The increased rate of respiratory insufficiency and PICU admission among the chronically ill patients in our cohort is in line with literature reports of more severe disease in children with pre-existing medical conditions [5, 11]. The rate of 27% MIS-C in our cohort was comparable to a recent report from New York by Fernandes et al. [7]. Although our overall number of MIS-C patients is limited, we observed a high rate of comorbidities in these patients. This has not been reported so far [7, 11]. Furthermore, more than a third of our COVID-19 cohort suffered from an immunosuppressive condition. Immunosuppression has not been found a risk factor for severe COVID-19 in children in other reports [7, 11]. However, it has recently been postulated that prior Human Coronavirus (HCoV) infection possibly modifies COVID-19 severity and could be responsible for the relative protection from COVID-19 in children [20]. Therefore, it might be well possible that children with underlying medical conditions are generally less exposed to HCoV infections due to a more cautious health and hygiene behaviour (e.g. wearing masks when immunosuppressed). Reduced prior exposure to HCoV could then, in return, contribute to a more severe course of COVID-19 in immunosuppressed children.

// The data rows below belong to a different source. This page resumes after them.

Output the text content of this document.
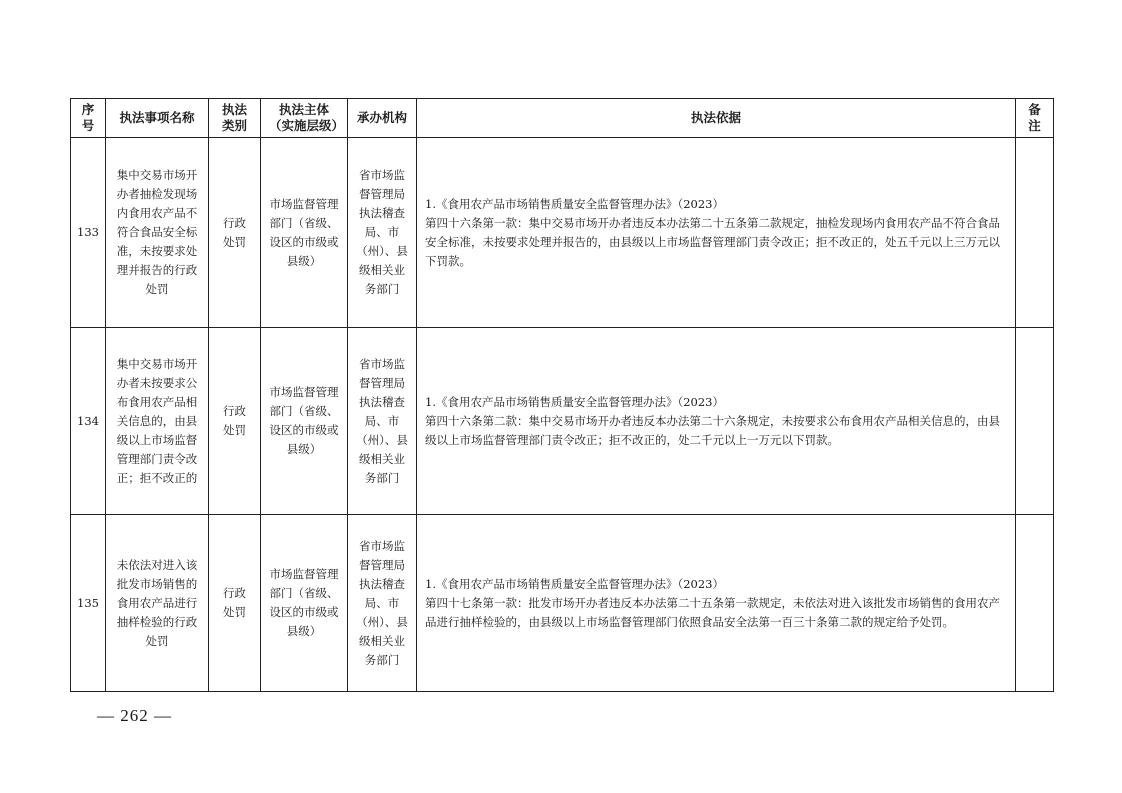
序号	执法事项名称	执法类别	执法主体（实施层级）	承办机构	执法依据	备注
133	集中交易市场开办者抽检发现场内食用农产品不符合食品安全标准，未按要求处理并报告的行政处罚	行政处罚	市场监督管理部门（省级、设区的市级或县级）	省市场监督管理局执法稽查局、市（州）、县级相关业务部门	1.《食用农产品市场销售质量安全监督管理办法》（2023）
第四十六条第一款：集中交易市场开办者违反本办法第二十五条第二款规定，抽检发现场内食用农产品不符合食品安全标准，未按要求处理并报告的，由县级以上市场监督管理部门责令改正；拒不改正的，处五千元以上三万元以下罚款。	

134	集中交易市场开办者未按要求公布食用农产品相关信息的，由县级以上市场监督管理部门责令改正；拒不改正的	行政处罚	市场监督管理部门（省级、设区的市级或县级）	省市场监督管理局执法稽查局、市（州）、县级相关业务部门	1.《食用农产品市场销售质量安全监督管理办法》（2023）
第四十六条第二款：集中交易市场开办者违反本办法第二十六条规定，未按要求公布食用农产品相关信息的，由县级以上市场监督管理部门责令改正；拒不改正的，处二千元以上一万元以下罚款。	

135	未依法对进入该批发市场销售的食用农产品进行抽样检验的行政处罚	行政处罚	市场监督管理部门（省级、设区的市级或县级）	省市场监督管理局执法稽查局、市（州）、县级相关业务部门	1.《食用农产品市场销售质量安全监督管理办法》（2023）
第四十七条第一款：批发市场开办者违反本办法第二十五条第一款规定，未依法对进入该批发市场销售的食用农产品进行抽样检验的，由县级以上市场监督管理部门依照食品安全法第一百三十条第二款的规定给予处罚。	

— 262 —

In the two cases with atypical clinical presentation (patients number four and eight) it remains unclear, whether infection with SARS-CoV-2 has been causative or an incidental finding, as asymptomatic infection with SARS-CoV-2 is a common finding among young children [21]. While circulatory disorders due to increased blood clotting have been repeatedly reported in COVID-19 patients [7, 22], only a single case report described orbital cellulitis in the context of COVID-19 [23].

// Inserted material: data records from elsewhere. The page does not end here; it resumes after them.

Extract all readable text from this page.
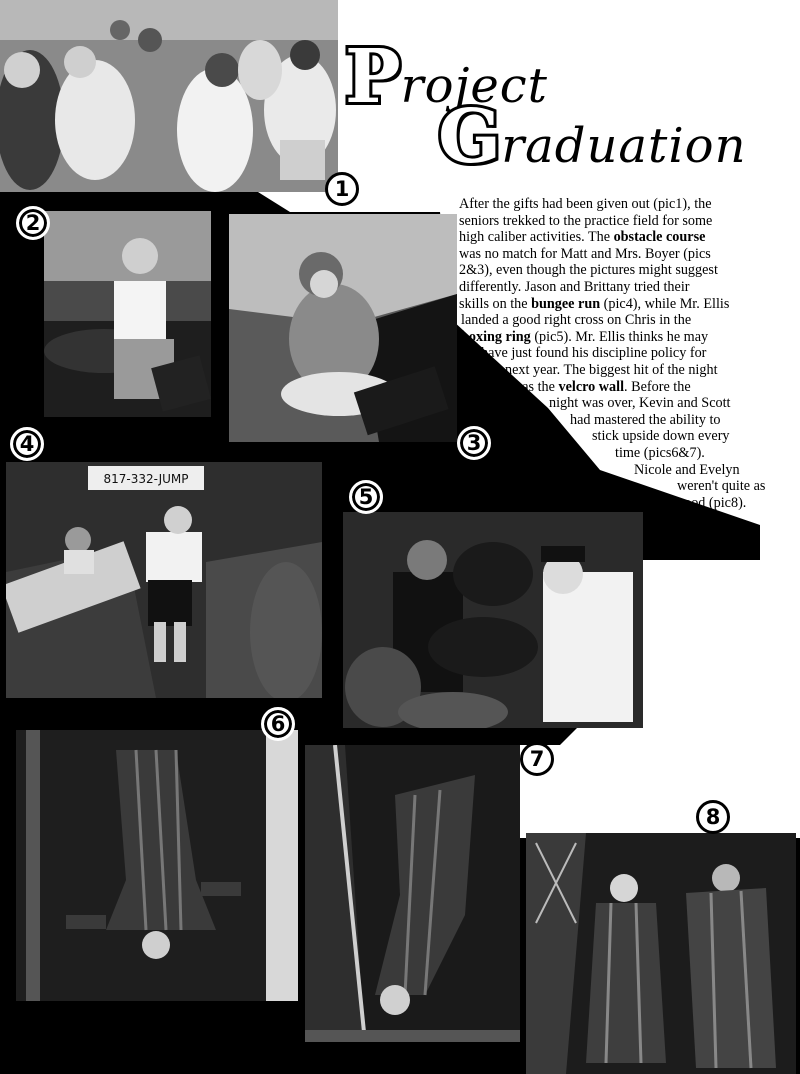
Project
Graduation
After the gifts had been given out (pic1), the
seniors trekked to the practice field for some
high caliber activities. The obstacle course
was no match for Matt and Mrs. Boyer (pics
2&3), even though the pictures might suggest
differently. Jason and Brittany tried their
skills on the bungee run (pic4), while Mr. Ellis
landed a good right cross on Chris in the
boxing ring (pic5). Mr. Ellis thinks he may
have just found his discipline policy for
next year. The biggest hit of the night
was the velcro wall. Before the
night was over, Kevin and Scott
had mastered the ability to
stick upside down every
time (pics6&7).
Nicole and Evelyn
weren't quite as
good (pic8).
817-332-JUMP
1
2
3
4
5
6
7
8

The patient with persistence of SARS-CoV-2-RNA in the throat 4 weeks after infection was under immunosuppressive treatment. In her case we presume persistence of RNA excretion rather than re-infection because of decreasing cycle of quantification (Cq) values.

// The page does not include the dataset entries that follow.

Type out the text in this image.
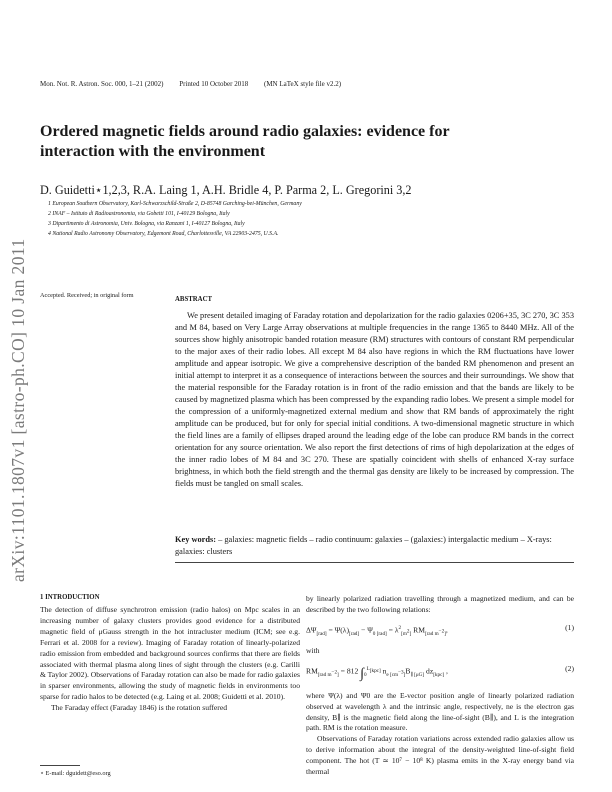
Mon. Not. R. Astron. Soc. 000, 1–21 (2002) Printed 10 October 2018 (MN LaTeX style file v2.2)
arXiv:1101.1807v1 [astro-ph.CO] 10 Jan 2011
Ordered magnetic fields around radio galaxies: evidence for interaction with the environment
D. Guidetti⋆1,2,3, R.A. Laing 1, A.H. Bridle 4, P. Parma 2, L. Gregorini 3,2
1 European Southern Observatory, Karl-Schwarzschild-Straße 2, D-85748 Garching-bei-München, Germany
2 INAF – Istituto di Radioastronomia, via Gobetti 101, I-40129 Bologna, Italy
3 Dipartimento di Astronomia, Univ. Bologna, via Ranzani 1, I-40127 Bologna, Italy
4 National Radio Astronomy Observatory, Edgemont Road, Charlottesville, VA 22903-2475, U.S.A.
Accepted. Received; in original form
ABSTRACT

We present detailed imaging of Faraday rotation and depolarization for the radio galaxies 0206+35, 3C 270, 3C 353 and M 84, based on Very Large Array observations at multiple frequencies in the range 1365 to 8440 MHz. All of the sources show highly anisotropic banded rotation measure (RM) structures with contours of constant RM perpendicular to the major axes of their radio lobes. All except M 84 also have regions in which the RM fluctuations have lower amplitude and appear isotropic. We give a comprehensive description of the banded RM phenomenon and present an initial attempt to interpret it as a consequence of interactions between the sources and their surroundings. We show that the material responsible for the Faraday rotation is in front of the radio emission and that the bands are likely to be caused by magnetized plasma which has been compressed by the expanding radio lobes. We present a simple model for the compression of a uniformly-magnetized external medium and show that RM bands of approximately the right amplitude can be produced, but for only for special initial conditions. A two-dimensional magnetic structure in which the field lines are a family of ellipses draped around the leading edge of the lobe can produce RM bands in the correct orientation for any source orientation. We also report the first detections of rims of high depolarization at the edges of the inner radio lobes of M 84 and 3C 270. These are spatially coincident with shells of enhanced X-ray surface brightness, in which both the field strength and the thermal gas density are likely to be increased by compression. The fields must be tangled on small scales.

Key words: – galaxies: magnetic fields – radio continuum: galaxies – (galaxies:) intergalactic medium – X-rays: galaxies: clusters

1 INTRODUCTION

The detection of diffuse synchrotron emission (radio halos) on Mpc scales in an increasing number of galaxy clusters provides good evidence for a distributed magnetic field of μGauss strength in the hot intracluster medium (ICM; see e.g. Ferrari et al. 2008 for a review). Imaging of Faraday rotation of linearly-polarized radio emission from embedded and background sources confirms that there are fields associated with thermal plasma along lines of sight through the clusters (e.g. Carilli & Taylor 2002). Observations of Faraday rotation can also be made for radio galaxies in sparser environments, allowing the study of magnetic fields in environments too sparse for radio halos to be detected (e.g. Laing et al. 2008; Guidetti et al. 2010).

The Faraday effect (Faraday 1846) is the rotation suffered

⋆ E-mail: dguidett@eso.org

by linearly polarized radiation travelling through a magnetized medium, and can be described by the two following relations:

$\Delta\Psi_{[rad]} = \Psi(\lambda)_{[rad]} - \Psi_{0 [rad]} = \lambda^2_{[m^2]}$ $RM_{[rad m^{-2}]}$,	(1)

with

$RM_{[rad m^{-2}]} = 812$ $\int_0^{L_{[kpc]}}$ $n_{e [cm^{-3}]}B_{\parallel [\mu G]}$ $dz_{[kpc]}$ ,	(2)

where Ψ(λ) and Ψ0 are the E-vector position angle of linearly polarized radiation observed at wavelength λ and the intrinsic angle, respectively, ne is the electron gas density, B∥ is the magnetic field along the line-of-sight (B∥), and L is the integration path. RM is the rotation measure.

Observations of Faraday rotation variations across extended radio galaxies allow us to derive information about the integral of the density-weighted line-of-sight field component. The hot (T ≃ 10⁷ − 10⁸ K) plasma emits in the X-ray energy band via thermal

In the other patient readmitted with COVID-19 six months after initial disease, it remains unclear whether re-infection or persistence of viral RNA excretion is causative. In retrospective, we can also not exclude a false positive initial finding; however, viral respiratory testing was otherwise negative. Re-infection with SARS-CoV-2 has been repeatedly described in adults [24]. Although no reports from re-infected children have been published so far, it is not unexpected that immunity against SARS-CoV-2 may also wane in children. Persistence of viral RNA excretion up to 140 days, on the other hand, has been described among immunocompromised patients, particularly after B-cell-depletion [25, 26]. The patient in our cohort had undergone cytotoxic chemotherapy and bone directed radiotherapy, both leading to impaired viral immunity [27]. By the time of initial SARS-CoV-2 infection, B-cells were nearly completely depleted with a count of 2/μl.

The median duration of 2 days between symptom onset and hospital admission in our cohort was in line with reports from children but shorter than in adults [11, 28]. Similarly, hospital length of stay is comparable to other reports from children [7], but shorter than in adults [7, 14].

Limitations

Despite a relatively high number of paediatric patients tested (n = 2295), the small number of children admitted with COVID-19 at our hospital limits strong conclusions on risk factors, clinical course and outcome. Due to the high proportion of special patient groups treated at our hospital, the observed cohort might not be representative for the general population and conclusions for other settings have to be drawn with caution.

Conclusions

While COVID-19 generally causes mild disease in children, cases of severe respiratory disease and the development of MIS-C occur. Children with underlying health conditions seem to be more prone to these severe courses of disease. Although it remains unclear whether immunosuppressed patients have an increased risk of severe disease, they seem to be at risk for extended viral shedding and/or re-infection. Risk factors for severe courses of COVID-19 in children still remain to be elucidated. Further research is needed to improve disease prevention and management of COVID-19 in children with underlying medical conditions.